Based on this facility's data, families visiting should ask: "What changes have been made since the serious inspection findings, and how are you preventing similar issues?" "How do you ensure continuity of care given staff turnover, and what is your staff retention strategy?" "Can you walk me through typical staffing levels on day, evening, and night shifts?" "Can I visit during a mealtime to observe dining assistance and food quality?" These questions are particularly relevant given the facility's Immediate Jeopardy citations, the facility's high staff turnover rate, and the below-average staffing rating.

Is Southland Rehabilitation And Healthcare Center Safe?

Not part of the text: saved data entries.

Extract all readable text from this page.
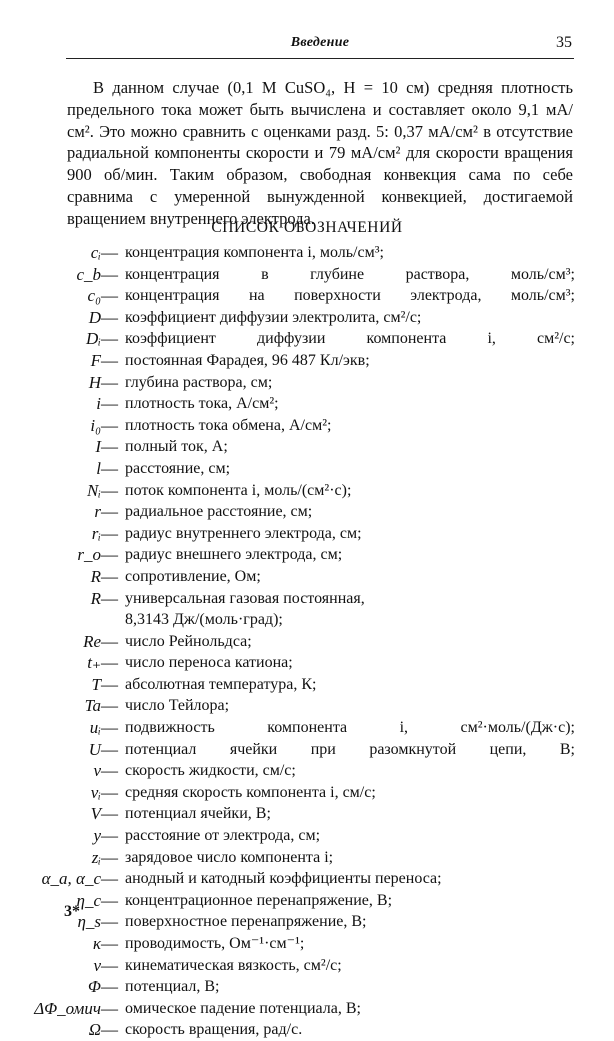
Введение	35

В данном случае (0,1 М CuSO₄, H = 10 см) средняя плотность предельного тока может быть вычислена и составляет около 9,1 мА/см². Это можно сравнить с оценками разд. 5: 0,37 мА/см² в отсутствие радиальной компоненты скорости и 79 мА/см² для скорости вращения 900 об/мин. Таким образом, свободная конвекция сама по себе сравнима с умеренной вынужденной конвекцией, достигаемой вращением внутреннего электрода.

СПИСОК ОБОЗНАЧЕНИЙ
cᵢ— концентрация компонента i, моль/см³;
c_b— концентрация в глубине раствора, моль/см³;
c₀— концентрация на поверхности электрода, моль/см³;
D— коэффициент диффузии электролита, см²/с;
Dᵢ— коэффициент диффузии компонента i, см²/с;
F— постоянная Фарадея, 96 487 Кл/экв;
H— глубина раствора, см;
i— плотность тока, А/см²;
i₀— плотность тока обмена, А/см²;
I— полный ток, А;
l— расстояние, см;
Nᵢ— поток компонента i, моль/(см²·с);
r— радиальное расстояние, см;
rᵢ— радиус внутреннего электрода, см;
r_o— радиус внешнего электрода, см;
R— сопротивление, Ом;
R— универсальная газовая постоянная,
8,3143 Дж/(моль·град);
Re— число Рейнольдса;
t₊— число переноса катиона;
T— абсолютная температура, К;
Ta— число Тейлора;
uᵢ— подвижность компонента i, см²·моль/(Дж·с);
U— потенциал ячейки при разомкнутой цепи, В;
v— скорость жидкости, см/с;
vᵢ— средняя скорость компонента i, см/с;
V— потенциал ячейки, В;
y— расстояние от электрода, см;
zᵢ— зарядовое число компонента i;
α_a, α_c— анодный и катодный коэффициенты переноса;
η_c— концентрационное перенапряжение, В;
η_s— поверхностное перенапряжение, В;
κ— проводимость, Ом⁻¹·см⁻¹;
ν— кинематическая вязкость, см²/с;
Φ— потенциал, В;
ΔΦ_омич— омическое падение потенциала, В;
Ω— скорость вращения, рад/с.
3*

Based on CMS inspection data, SOUTHLAND REHABILITATION AND HEALTHCARE CENTER has documented safety concerns. Inspectors have issued 3 Immediate Jeopardy citations (the most serious violation level indicating risk of serious injury or death). The facility has a 2-star overall rating and ranks #100 of 100 nursing homes in Texas. Families considering this facility should ask detailed questions about what corrective actions have been taken since these incidents.

Do Nurses at Southland Rehabilitation And Healthcare Center Stick Around?

Staff turnover at SOUTHLAND REHABILITATION AND HEALTHCARE CENTER is high. At 62%, the facility is 16 percentage points above the Texas average of 46%. Registered Nurse turnover is particularly concerning at 57%. RNs handle complex medical decisions and coordinate care — frequent RN changes can directly impact care quality. High turnover means new staff may not know residents' individual needs, medications, or preferences. It can also be disorienting for residents, especially those with dementia who rely on familiar faces. Families should ask: What is causing the turnover? What retention programs are in place? How do you ensure care continuity during staff transitions?

Was Southland Rehabilitation And Healthcare Center Ever Fined?

SOUTHLAND REHABILITATION AND HEALTHCARE CENTER has been fined $188,884 across 2 penalty actions. This is 5.4x the Texas average of $34,968. Fines at this level are uncommon and typically indicate a pattern of serious deficiencies, repeated violations, or failure to correct problems promptly. CMS reserves penalties of this magnitude for facilities that pose significant, documented risk to resident health or safety. Families should request specific documentation of what issues led to these fines and what systemic changes have been implemented.

Is Southland Rehabilitation And Healthcare Center on Any Federal Watch List?

SOUTHLAND REHABILITATION AND HEALTHCARE CENTER is not on any federal watch list. The most significant is the Special Focus Facility (SFF) program, which identifies the bottom 1% of nursing homes nationally based on persistent, serious quality problems. Not being on this list means the facility has avoided the pattern of deficiencies that triggers enhanced federal oversight. This is a positive indicator, though families should still review the facility's inspection history directly.